Monday, July 15, 2013
Thanks to Kenton Ngo for this excellent map (here), which provides a graphic representation of people getting on and off Washington Metro trains, hour by hour, station by station.
Aside from entertaining those of us who are transit map geeks, the map says a lot about the Metro system and how it works to move people around the main origins and destinations in the DC metro area.
The author, I think, captures the main takeaway, which is that most stations fall pretty clearly (and visibly!) into four categories: (1) job centers, especially the downtown stations, where people arrive in the morning and leave in the evening, (2) bedrooms and park-and-rides, which have the opposite pattern, (3) transportation hubs, especially Union Station, where a lot of people are coming and going all day long, and (4) mixed-use areas, which have both housing and jobs, and where people also come and go throughout the day.
Ngo cites the inner-Arlington County Orange Line stations as examples of the mixed-use type of station, and people who are familiar with Washington (or just know the Orange Line from transportation planning circles) will surely agree. I would cite as other examples that show up on the map (both on the Red Line) Dupont Circle, which is a real “urban” station, and Bethesda, a huge “downtown” mixed-use development in its own right.
The author notes that he uses the “geographically accurate” Metro map rather than the familiar schematic we know from placards in stations and trains. If you are familiar with the usual schematic – but not with the geographic map – you can really see how the Metro system is mainly “arms” without a lot of connectivity outside the central area.
I also am struck by how little visible traffic there is on some lines, notably those in Prince Georges County. I’m sure that reflects a lot of history and market trends over time, but to me it says that the existing bones of the Metro system (inadequate as they are in some ways) can support a lot more high-quality development.
Congrats to Kenton Ngo for such and enlightening (and entertaining!) piece!
Wednesday, July 10, 2013
One of the persistent causes of argument between local governments and state DOTs is….trees! Towns love the idea of planting street trees in the medians of ugly urban arterials, as a way of at least putting some lipstick on these eyesores. To state DOT traffic engineers, however, street trees are just another kind of “fixed object in the clear zone” – a source of crash danger for vehicles leaving their lanes.
Now, thanks to the Washington State DOT and the University of Washington, we have a longitudinal study over several years comparing actual crash data on urban arterials with different forms of medians (including medians with “small” trees) and similar control sections (report here).
The results? Trees aren’t a problem!
To oversimplify, almost any kind of median reduces crashes.
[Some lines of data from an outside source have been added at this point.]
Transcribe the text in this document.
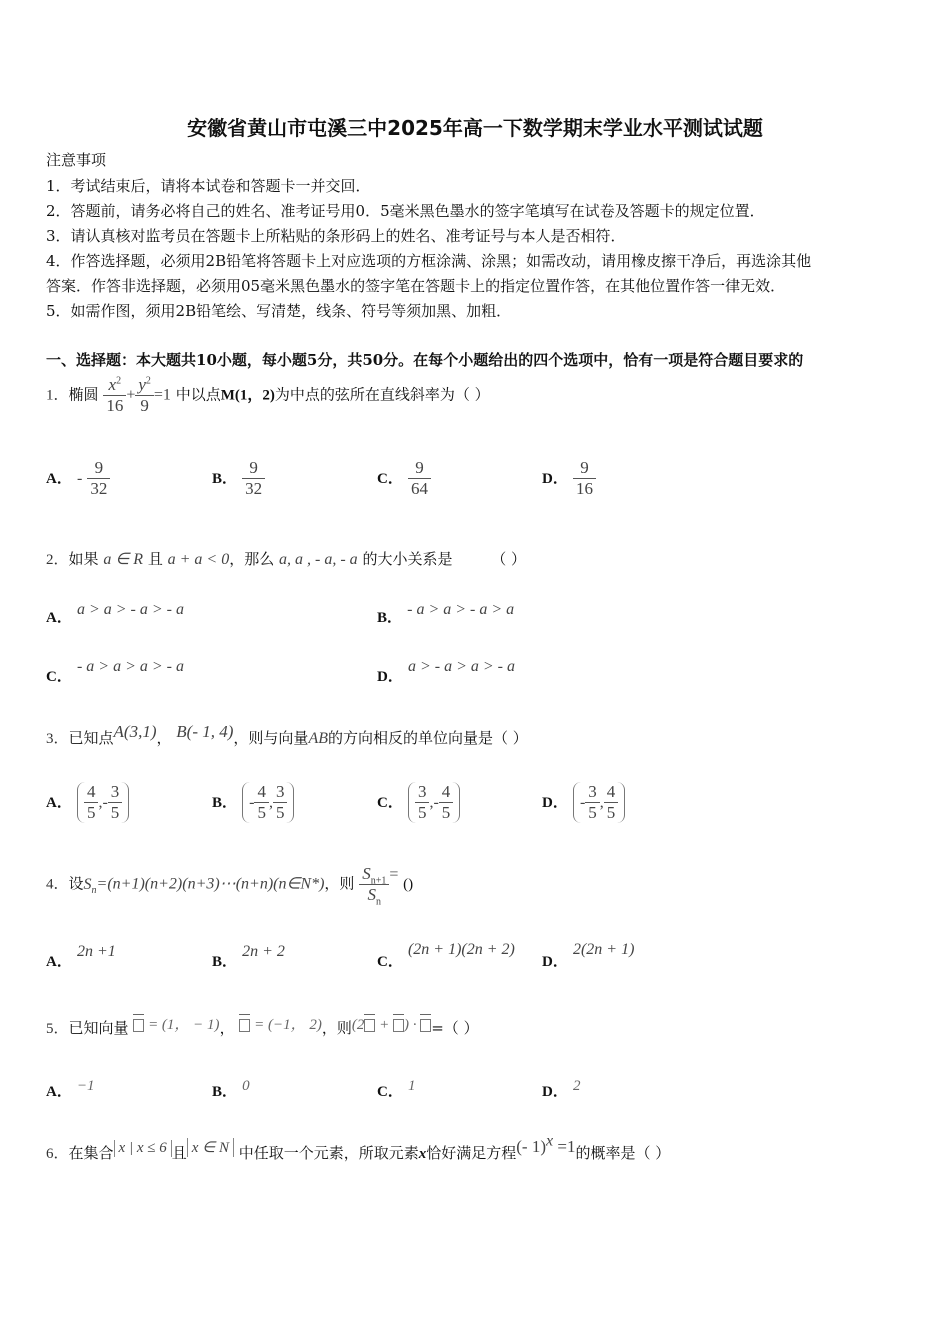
安徽省黄山市屯溪三中2025年高一下数学期末学业水平测试试题
注意事项
1．考试结束后，请将本试卷和答题卡一并交回．
2．答题前，请务必将自己的姓名、准考证号用0．5毫米黑色墨水的签字笔填写在试卷及答题卡的规定位置．
3．请认真核对监考员在答题卡上所粘贴的条形码上的姓名、准考证号与本人是否相符．
4．作答选择题，必须用2B铅笔将答题卡上对应选项的方框涂满、涂黑；如需改动，请用橡皮擦干净后，再选涂其他
答案．作答非选择题，必须用05毫米黑色墨水的签字笔在答题卡上的指定位置作答，在其他位置作答一律无效．
5．如需作图，须用2B铅笔绘、写清楚，线条、符号等须加黑、加粗．
一、选择题：本大题共10小题，每小题5分，共50分。在每个小题给出的四个选项中，恰有一项是符合题目要求的
1．椭圆 $\frac{x^2}{16} + \frac{y^2}{9} =1$ 中以点M(1，2)为中点的弦所在直线斜率为（ ）
A． - $\frac{9}{32}$	B． $\frac{9}{32}$	C． $\frac{9}{64}$	D． $\frac{9}{16}$
2．如果 a ∈ R 且 a + a < 0，那么 a, a , - a, - a 的大小关系是	（ ）
A． a > a > - a > - a	B． - a > a > - a > a
C． - a > a > a > - a
D． a > - a > a > - a
3．已知点A(3,1)， B(- 1, 4)，则与向量AB的方向相反的单位向量是（ ）
A． $\frac{4}{5}$ ,- $\frac{3}{5}$	B． - $\frac{4}{5}$ , $\frac{3}{5}$	C． $\frac{3}{5}$ ,- $\frac{4}{5}$	D． - $\frac{3}{5}$ , $\frac{4}{5}$
4．设$S_n=(n+1)(n+2)(n+3)\cdots(n+n)(n\in N*)$，则 $\frac{S_{n+1}}{S_n}$ = ()
A． 2n +1
B． 2n + 2
C． (2n + 1)(2n + 2)
D． 2(2n + 1)
5．已知向量 = (1， − 1)，  = (−1， 2)，则(2 + ) · =（ ）
A． −1	B． 0	C． 1	D． 2
6．在集合 x | x ≤ 6 且 x ∈ N 中任取一个元素，所取元素x恰好满足方程(- 1)$^x$ =1的概率是（ ）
Whether or not there are trees in the median doesn’t seem to matter.
Kudos to WsDOT and U of W for a very good study that should have real practical effects in helping engineers and planners at both the local and state level “tame” those ugly urban arterials.
Tuesday, July 9, 2013
Some time ago I congratulated Massachusetts Governor Deval Patrick on his ambitious transportation funding plan – a plan that would raise significant revenue and implement critical improvements to the state’s transportation system. Unfortunately, the Legislature appears ready to settle for something totally inadequate.
The AP story (here) notes that legislators are skittish about tax increases “when the economic recovery was sluggish at best and many constituents were still feeling aftereffects of the recession.” Ugh! It’s disappointing how few political leaders and opinion leaders appreciate the extent to which transportation funding is the ideal anti-recession medicine! (The AP, in its inimitable way, characterizes the argument between the governor and legislative leaders as “squabbling over details” as they often do in the case of major policy and political debates.)
So, good luck to Governor Patrick and MassDOT. They are doing the right thing and hopefully will prevail in the end.